Use AWS CodeDeploy with ECS to orchestrate traffic shifting between environments. Configure health checks that validate AgentCore functionality before completing the deployment. Set up automated rollback triggers based on error rates, response times, or custom business metrics.

Implement feature flags within your AgentCore application to control which agents use new functionality. This approach allows gradual feature rollouts independent of infrastructure deployments. Use AWS AppConfig to manage feature toggles without code changes.

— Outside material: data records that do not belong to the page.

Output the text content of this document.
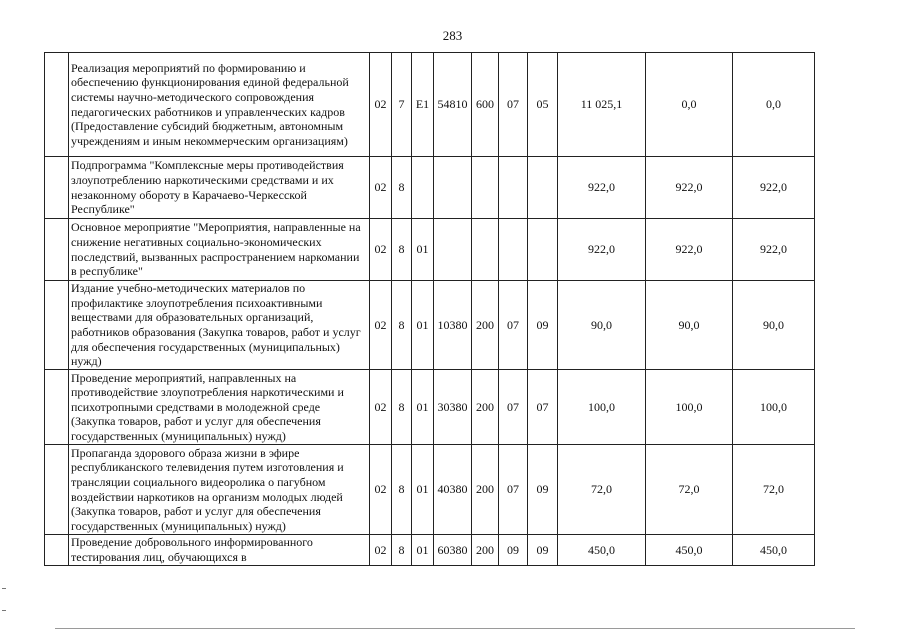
283
	Реализация мероприятий по формированию и обеспечению функционирования единой федеральной системы научно-методического сопровождения педагогических работников и управленческих кадров (Предоставление субсидий бюджетным, автономным учреждениям и иным некоммерческим организациям)	02	7	E1	54810	600	07	05	11 025,1	0,0	0,0
	Подпрограмма "Комплексные меры противодействия злоупотреблению наркотическими средствами и их незаконному обороту в Карачаево-Черкесской Республике"	02	8						922,0	922,0	922,0
	Основное мероприятие "Мероприятия, направленные на снижение негативных социально-экономических последствий, вызванных распространением наркомании в республике"	02	8	01					922,0	922,0	922,0
	Издание учебно-методических материалов по профилактике злоупотребления психоактивными веществами для образовательных организаций, работников образования (Закупка товаров, работ и услуг для обеспечения государственных (муниципальных) нужд)	02	8	01	10380	200	07	09	90,0	90,0	90,0
	Проведение мероприятий, направленных на противодействие злоупотребления наркотическими и психотропными средствами в молодежной среде (Закупка товаров, работ и услуг для обеспечения государственных (муниципальных) нужд)	02	8	01	30380	200	07	07	100,0	100,0	100,0
	Пропаганда здорового образа жизни в эфире республиканского телевидения путем изготовления и трансляции социального видеоролика о пагубном воздействии наркотиков на организм молодых людей (Закупка товаров, работ и услуг для обеспечения государственных (муниципальных) нужд)	02	8	01	40380	200	07	09	72,0	72,0	72,0
	Проведение добровольного информированного тестирования лиц, обучающихся в	02	8	01	60380	200	09	09	450,0	450,0	450,0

Monitor both environments during transitions using CloudWatch dashboards that display key AgentCore metrics side by side. Create alerts that notify teams if the green environment shows degraded performance compared to the blue environment. Store deployment artifacts in S3 with versioning enabled to support quick rollbacks to any previous AgentCore runtime version.

Test your blue-green process regularly in non-production environments to ensure smooth production deployments. Document the rollback procedure and practice it with your team to reduce mean time to recovery during incidents.

conclusion

AWS AgentCore Runtime deployment through CDK transforms complex infrastructure management into manageable, code-driven processes. By setting up your development environment properly, understanding the architecture, and designing thoughtful CDK stacks, you create a foundation for reliable agent-based applications. The security configurations and access management practices you implement today will protect your deployments as they grow and evolve.

Start with a simple deployment and test everything thoroughly before moving to production. Your CDK code becomes the blueprint for consistent, repeatable infrastructure that scales with your needs. Take the time to optimize performance early – it pays dividends when your AgentCore applications face real-world demands and traffic patterns.